SSVC (Stakeholder-Specific Vulnerability Categorization) is a framework for vulnerability management. For more details, please see here.
SSVC functionality is available only for the CSIRT plan.
With CSIRT Plan, you can use advanced automatic triage functionality. By using SSVC, you can derive the actual risks and automatically determine the specific response contents such as task priority, task response deadline, and task status based on the rules set in advance.
Here, we introduce how SSVC works on FutureVuls.
SSVC prioritizes tasks managed on FutureVuls into the following 4 levels:
| SSVC Priority | Contents |
|---|---|
| Immediate | Concentrate all resources and promptly respond, stopping normal business operations of the organization if necessary |
| Out-of-Cycle | Take action more quickly than usual and implement mitigation or repair measures on an unplanned opportunity |
| Scheduled | Respond during regular maintenance |
| Defer | Do not respond at this time |
This prioritization (hereinafter referred to as SSVC Priority) enables prioritization of immediate response to high-priority tasks and holding low-priority or non-problematic tasks in reserve. On FutureVuls, the SSVC Priority is derived for each task at the timing of vulnerability detection and scanning.
To derive SSVC Priority, we use the SSVC decision tree. Specifically, we consider the combination of the following 5 items (hereinafter referred to as DecisionPoint) and derive the SSVC Priority based on the result.
| DecisionPoint | Contents | Setting method |
|---|---|---|
| Exploitation | Publication of attack code and level of abuse | Derived automatically |
| Exposure | Exposure level of vulnerable components | Manually set |
| Utility Density | Value density of target systems | Manually set |
| Utility Automatable | Automation of attacks | Derived automatically |
| Human Impact | Business impact when attacked | Manually set |
Note that DecisionPoints related to vulnerabilities (Exploitation and Utility Automatable) are automatically derived based on information collected by FutureVuls. Other items can be set on a group basis. See SSVC Setting Method for details on how to set them.
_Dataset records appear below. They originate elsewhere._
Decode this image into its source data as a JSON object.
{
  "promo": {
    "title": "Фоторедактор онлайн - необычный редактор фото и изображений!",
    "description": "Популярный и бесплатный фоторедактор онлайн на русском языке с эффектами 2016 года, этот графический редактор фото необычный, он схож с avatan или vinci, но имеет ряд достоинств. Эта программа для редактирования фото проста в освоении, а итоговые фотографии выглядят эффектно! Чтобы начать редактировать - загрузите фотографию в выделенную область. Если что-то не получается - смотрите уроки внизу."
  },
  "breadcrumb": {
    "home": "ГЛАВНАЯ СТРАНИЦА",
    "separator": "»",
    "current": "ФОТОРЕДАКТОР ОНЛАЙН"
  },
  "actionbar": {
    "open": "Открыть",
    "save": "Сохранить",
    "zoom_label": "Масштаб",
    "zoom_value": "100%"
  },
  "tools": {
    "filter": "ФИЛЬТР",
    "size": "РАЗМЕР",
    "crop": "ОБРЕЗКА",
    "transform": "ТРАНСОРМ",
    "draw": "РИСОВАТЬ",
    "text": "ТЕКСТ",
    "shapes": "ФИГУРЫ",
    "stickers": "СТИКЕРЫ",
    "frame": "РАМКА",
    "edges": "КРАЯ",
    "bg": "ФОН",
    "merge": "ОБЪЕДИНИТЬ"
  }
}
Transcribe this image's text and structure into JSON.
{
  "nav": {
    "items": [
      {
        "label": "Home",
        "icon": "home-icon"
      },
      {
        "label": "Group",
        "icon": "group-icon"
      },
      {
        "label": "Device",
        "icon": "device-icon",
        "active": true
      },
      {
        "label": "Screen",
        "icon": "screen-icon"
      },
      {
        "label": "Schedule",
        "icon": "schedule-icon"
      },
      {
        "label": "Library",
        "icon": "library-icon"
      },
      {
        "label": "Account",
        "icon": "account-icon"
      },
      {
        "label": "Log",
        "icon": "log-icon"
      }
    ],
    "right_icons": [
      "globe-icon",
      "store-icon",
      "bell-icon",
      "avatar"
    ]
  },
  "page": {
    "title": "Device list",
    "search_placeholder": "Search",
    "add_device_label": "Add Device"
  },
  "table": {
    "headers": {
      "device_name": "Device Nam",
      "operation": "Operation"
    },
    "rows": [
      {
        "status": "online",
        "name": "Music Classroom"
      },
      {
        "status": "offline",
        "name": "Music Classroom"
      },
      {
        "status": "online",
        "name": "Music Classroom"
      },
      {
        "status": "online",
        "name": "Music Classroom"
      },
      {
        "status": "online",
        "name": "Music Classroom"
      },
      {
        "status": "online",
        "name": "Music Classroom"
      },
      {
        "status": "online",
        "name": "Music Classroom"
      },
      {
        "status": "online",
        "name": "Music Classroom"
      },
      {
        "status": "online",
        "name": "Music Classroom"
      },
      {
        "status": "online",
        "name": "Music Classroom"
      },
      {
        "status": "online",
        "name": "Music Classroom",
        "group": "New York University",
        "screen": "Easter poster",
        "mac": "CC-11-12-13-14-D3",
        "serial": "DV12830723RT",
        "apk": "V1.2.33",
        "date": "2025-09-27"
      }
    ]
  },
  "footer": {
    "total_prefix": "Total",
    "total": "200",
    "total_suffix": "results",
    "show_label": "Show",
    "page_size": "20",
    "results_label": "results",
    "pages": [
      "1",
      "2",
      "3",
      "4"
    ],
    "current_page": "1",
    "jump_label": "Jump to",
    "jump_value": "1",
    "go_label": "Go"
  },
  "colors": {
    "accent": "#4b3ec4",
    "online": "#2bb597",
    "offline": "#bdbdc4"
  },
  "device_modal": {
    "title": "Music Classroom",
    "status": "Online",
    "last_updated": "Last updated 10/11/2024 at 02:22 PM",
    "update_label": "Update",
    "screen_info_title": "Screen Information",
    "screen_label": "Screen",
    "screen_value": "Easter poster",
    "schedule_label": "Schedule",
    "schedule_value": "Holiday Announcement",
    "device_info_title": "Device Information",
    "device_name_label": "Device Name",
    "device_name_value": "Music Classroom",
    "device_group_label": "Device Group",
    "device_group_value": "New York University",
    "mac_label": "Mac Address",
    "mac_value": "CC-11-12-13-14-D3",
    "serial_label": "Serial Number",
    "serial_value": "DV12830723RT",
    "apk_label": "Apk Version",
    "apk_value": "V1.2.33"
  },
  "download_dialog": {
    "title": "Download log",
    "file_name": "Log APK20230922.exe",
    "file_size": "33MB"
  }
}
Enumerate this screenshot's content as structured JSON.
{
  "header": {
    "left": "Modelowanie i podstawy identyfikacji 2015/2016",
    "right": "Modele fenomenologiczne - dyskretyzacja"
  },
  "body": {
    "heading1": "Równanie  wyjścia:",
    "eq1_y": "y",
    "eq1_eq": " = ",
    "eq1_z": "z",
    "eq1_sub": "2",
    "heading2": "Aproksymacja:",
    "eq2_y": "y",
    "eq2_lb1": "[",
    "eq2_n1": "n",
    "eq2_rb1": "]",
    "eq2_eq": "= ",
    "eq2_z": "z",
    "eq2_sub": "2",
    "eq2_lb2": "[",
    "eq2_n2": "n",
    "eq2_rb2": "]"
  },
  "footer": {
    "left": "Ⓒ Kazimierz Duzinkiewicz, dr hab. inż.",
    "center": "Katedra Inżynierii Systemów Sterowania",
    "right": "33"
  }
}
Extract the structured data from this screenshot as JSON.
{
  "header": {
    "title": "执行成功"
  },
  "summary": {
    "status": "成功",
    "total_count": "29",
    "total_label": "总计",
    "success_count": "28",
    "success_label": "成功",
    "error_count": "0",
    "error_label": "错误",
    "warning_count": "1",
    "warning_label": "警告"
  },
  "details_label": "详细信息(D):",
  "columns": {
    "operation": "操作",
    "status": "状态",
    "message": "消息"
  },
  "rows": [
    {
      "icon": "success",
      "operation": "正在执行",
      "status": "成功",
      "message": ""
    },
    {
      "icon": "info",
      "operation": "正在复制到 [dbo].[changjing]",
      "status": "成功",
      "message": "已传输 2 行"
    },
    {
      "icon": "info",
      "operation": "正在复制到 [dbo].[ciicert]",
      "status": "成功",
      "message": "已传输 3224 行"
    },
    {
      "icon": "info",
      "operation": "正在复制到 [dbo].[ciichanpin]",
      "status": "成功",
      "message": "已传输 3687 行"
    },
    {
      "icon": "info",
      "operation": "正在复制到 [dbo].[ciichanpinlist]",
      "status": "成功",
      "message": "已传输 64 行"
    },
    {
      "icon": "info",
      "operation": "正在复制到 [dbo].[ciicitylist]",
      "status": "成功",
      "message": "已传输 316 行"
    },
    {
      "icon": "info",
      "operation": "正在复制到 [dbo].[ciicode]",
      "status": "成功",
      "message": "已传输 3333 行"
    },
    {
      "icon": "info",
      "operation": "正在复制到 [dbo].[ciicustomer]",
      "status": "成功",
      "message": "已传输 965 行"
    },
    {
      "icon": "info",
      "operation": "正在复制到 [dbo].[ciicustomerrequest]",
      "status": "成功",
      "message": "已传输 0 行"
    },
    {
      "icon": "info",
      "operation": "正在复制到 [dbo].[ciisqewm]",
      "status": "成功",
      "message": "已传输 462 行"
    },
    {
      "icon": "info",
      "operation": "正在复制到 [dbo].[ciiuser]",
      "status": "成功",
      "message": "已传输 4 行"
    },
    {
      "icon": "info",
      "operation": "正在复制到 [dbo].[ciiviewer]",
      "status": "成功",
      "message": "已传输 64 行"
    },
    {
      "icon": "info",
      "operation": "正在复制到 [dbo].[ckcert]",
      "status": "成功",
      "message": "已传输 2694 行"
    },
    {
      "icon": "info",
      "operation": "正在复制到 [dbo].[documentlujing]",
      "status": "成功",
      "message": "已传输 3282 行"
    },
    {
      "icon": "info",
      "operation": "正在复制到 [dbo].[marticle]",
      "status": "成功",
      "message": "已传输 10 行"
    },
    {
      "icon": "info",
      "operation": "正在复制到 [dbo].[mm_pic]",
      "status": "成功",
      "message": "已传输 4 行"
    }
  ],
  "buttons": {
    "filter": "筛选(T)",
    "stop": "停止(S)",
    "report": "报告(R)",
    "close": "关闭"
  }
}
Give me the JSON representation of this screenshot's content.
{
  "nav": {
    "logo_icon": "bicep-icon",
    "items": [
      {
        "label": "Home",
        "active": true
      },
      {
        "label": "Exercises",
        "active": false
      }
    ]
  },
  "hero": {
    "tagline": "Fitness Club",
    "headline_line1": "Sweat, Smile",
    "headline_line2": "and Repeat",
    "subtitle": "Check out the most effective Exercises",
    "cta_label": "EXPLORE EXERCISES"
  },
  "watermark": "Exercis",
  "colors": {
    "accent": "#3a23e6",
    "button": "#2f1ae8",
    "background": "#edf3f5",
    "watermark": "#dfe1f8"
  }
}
Timing of SSVC Priority derivation
In FutureVuls, SSVC Priority is derived at the timing of scanning vulnerabilities. Therefore, it may not reflect changes in the vulnerability status that occurred after the scan. If you want to reflect changes in the vulnerability status in SSVC Priority, scan the vulnerability again to update the status.
SSVC Priority allows defining “Actions to perform when different from the previous time”. Based on the derived Priority, task information can be automatically operated. In the case of “Immediate”, further automation and labor-saving are possible by automatically setting the task priority to “High” and the response deadline to “3 days later”.
Please refer to CSIRT Plan>Automatic Triage>Advanced Automatic Triage using SSVC for more details.